Capítulo 05- A noite

A noite caiu rápido.

O tipo de noite perfeita para esquecer problemas… ou se perder neles.

A balada estava lotada. Luzes piscando, música alta, corpos se movendo no ritmo envolvente. Era exatamente o tipo de lugar que eu costumava frequentar sem pensar duas vezes.

Mas, dessa vez… algo estava diferente.

Guilherme e Théo já estavam animados, cercados por mulheres, rindo, vivendo como sempre viveram.

E eu?

Eu estava com um copo na mão… mas minha mente não estava ali.

Até que eu a vi.

Dandara.

Ela entrou na balada ao lado de Heitor.

Mas… não era a mesma imagem do restaurante.

Ela estava ainda mais linda.

Usava um vestido que marcava suavemente seu corpo — agora com as curvas ainda mais delicadas pela gravidez. Seus cabelos caíam soltos pelos ombros, e seus olhos… aqueles olhos castanho-claros… pareciam carregar algo que eu não tinha percebido antes.

Cansaço.

Tristeza.

E, ainda assim… ela brilhava.

Nossos olhares se encontraram.

Por um segundo… o mundo ao redor simplesmente desapareceu.

Ela desviou primeiro.

Heitor segurava sua mão com força — força demais.

Aquilo me incomodou.

Sem perceber, já estava andando na direção deles.

— Veio mesmo — falei, parando próximo.

Ela sorriu de leve.

— Resolvi sair um pouco…

Antes que pudesse continuar, Heitor interrompeu:

— Claro, eu não ia deixar minha esposa sair sozinha, né?

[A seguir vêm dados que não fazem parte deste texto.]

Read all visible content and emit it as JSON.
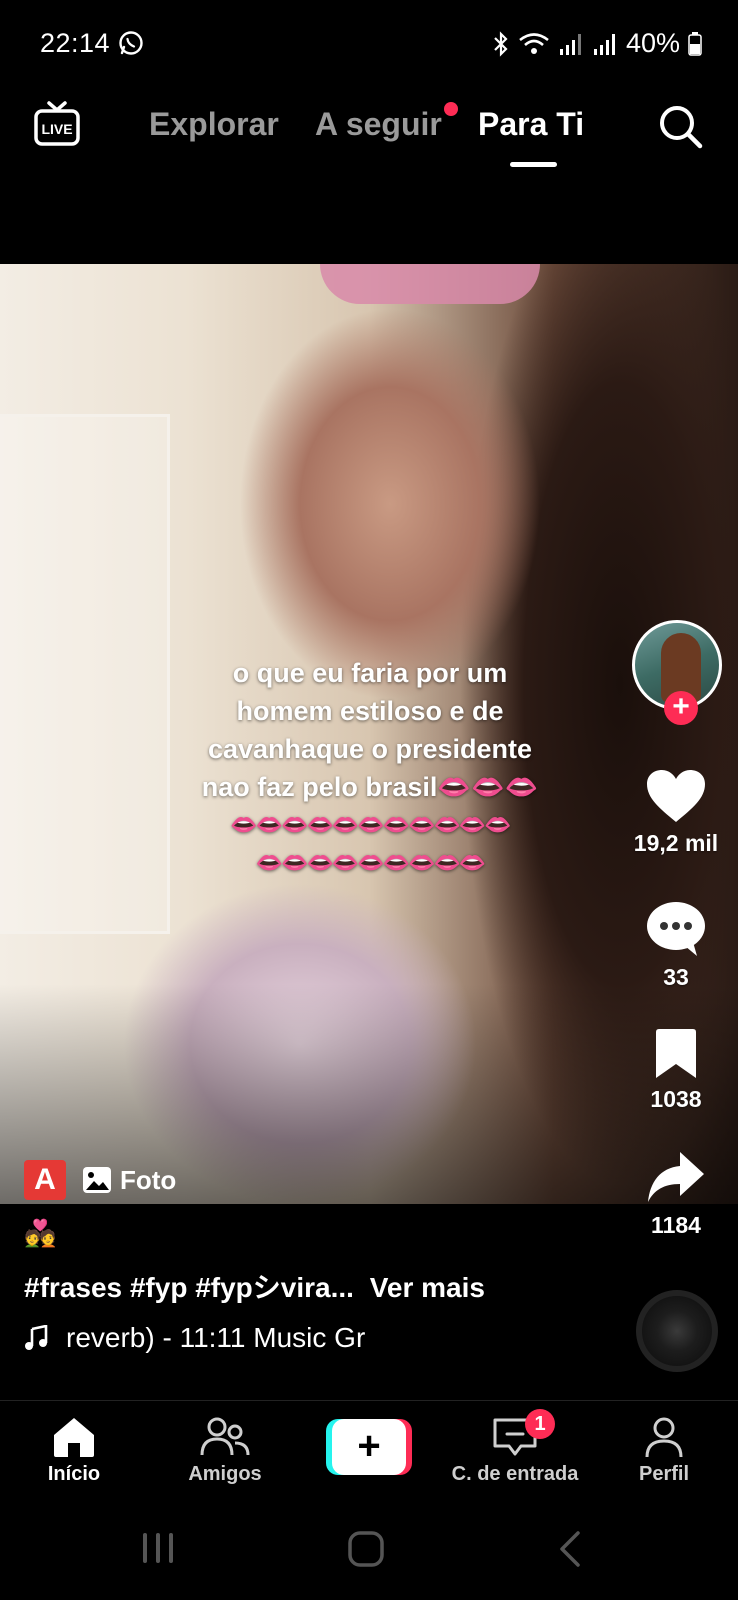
{
  "status_bar": {
    "time": "22:14",
    "battery": "40%"
  },
  "top_nav": {
    "tabs": [
      {
        "label": "Explorar"
      },
      {
        "label": "A seguir"
      },
      {
        "label": "Para Ti"
      }
    ],
    "active_tab": "Para Ti"
  },
  "video": {
    "caption_lines": [
      "o que eu faria por um",
      "homem estiloso e de",
      "cavanhaque o presidente",
      "nao faz pelo brasil👄👄👄",
      "👄👄👄👄👄👄👄👄👄👄👄",
      "👄👄👄👄👄👄👄👄👄"
    ],
    "badge_a": "A",
    "photo_label": "Foto"
  },
  "actions": {
    "likes": "19,2 mil",
    "comments": "33",
    "saves": "1038",
    "shares": "1184",
    "follow_symbol": "+"
  },
  "post": {
    "emoji": "💑",
    "hashtags": "#frases #fyp #fypシvira...",
    "see_more": "Ver mais",
    "music": "reverb) - 11:11 Music Gr"
  },
  "bottom_nav": {
    "home": "Início",
    "friends": "Amigos",
    "create": "+",
    "inbox": "C. de entrada",
    "inbox_badge": "1",
    "profile": "Perfil"
  },
  "colors": {
    "accent": "#fe2c55",
    "cyan": "#25f4ee",
    "background": "#000000"
  }
}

O tom dele era carregado. Possessivo.

Ignorei.

— Quer dançar? — perguntei, olhando diretamente para ela.

Ela hesitou.

Olhou para Heitor.

E ali… eu vi.

Medo.

— Acho melhor não… — ela respondeu, baixa.

Heitor deu um sorriso de canto.

— Ela não dança com estranhos.

Estranhos.

Soltei um leve riso.

— Engraçado… porque a gente se conhece há muito tempo.

O clima pesou.

Dandara ficou em silêncio.

Mas, alguns minutos depois, enquanto Heitor se afastava para atender uma ligação, ela ficou sozinha.

E dessa vez… fui até ela sem pedir permissão.

— Você tá bem? — perguntei, mais sério.

Ela demorou a responder.

— Tô…

Mas não estava.

Era nítido.

Aproximei um pouco mais.

— Ele te trata bem?

Ela me olhou, surpresa com a pergunta.

— Bernardo…

— Só responde.

Silêncio.

Os olhos dela se encheram de algo que ela tentou esconder.

— Eu escolhi essa vida — disse, firme… mas com a voz levemente quebrada.

Balancei a cabeça.

— Isso não parece escolha.

Ela desviou o olhar.

A música mudou. Mais lenta. Mais intensa.

Sem pensar muito, segurei sua mão.

Ela não puxou de volta.

E, por alguns segundos… ficamos ali.

Perto demais.

O suficiente para sentir a respiração dela.

O suficiente para perceber que alguma coisa estava acontecendo… entre nós.

Algo errado.

Algo proibido.

Algo que… nenhum dos dois estava preparado para enfrentar.

— Você devia voltar pra ele — falei, mesmo sem querer.

Ela assentiu, mas não se afastou imediatamente.

Nossos olhos se prenderam mais uma vez.

E, naquele momento…

eu tive certeza de uma coisa.

Aquela noite não era o fim.

Era só o começo.

Meus olhos se encontrou com os de Heitor e ali eu percebi que ele não a tratava como ela merecia.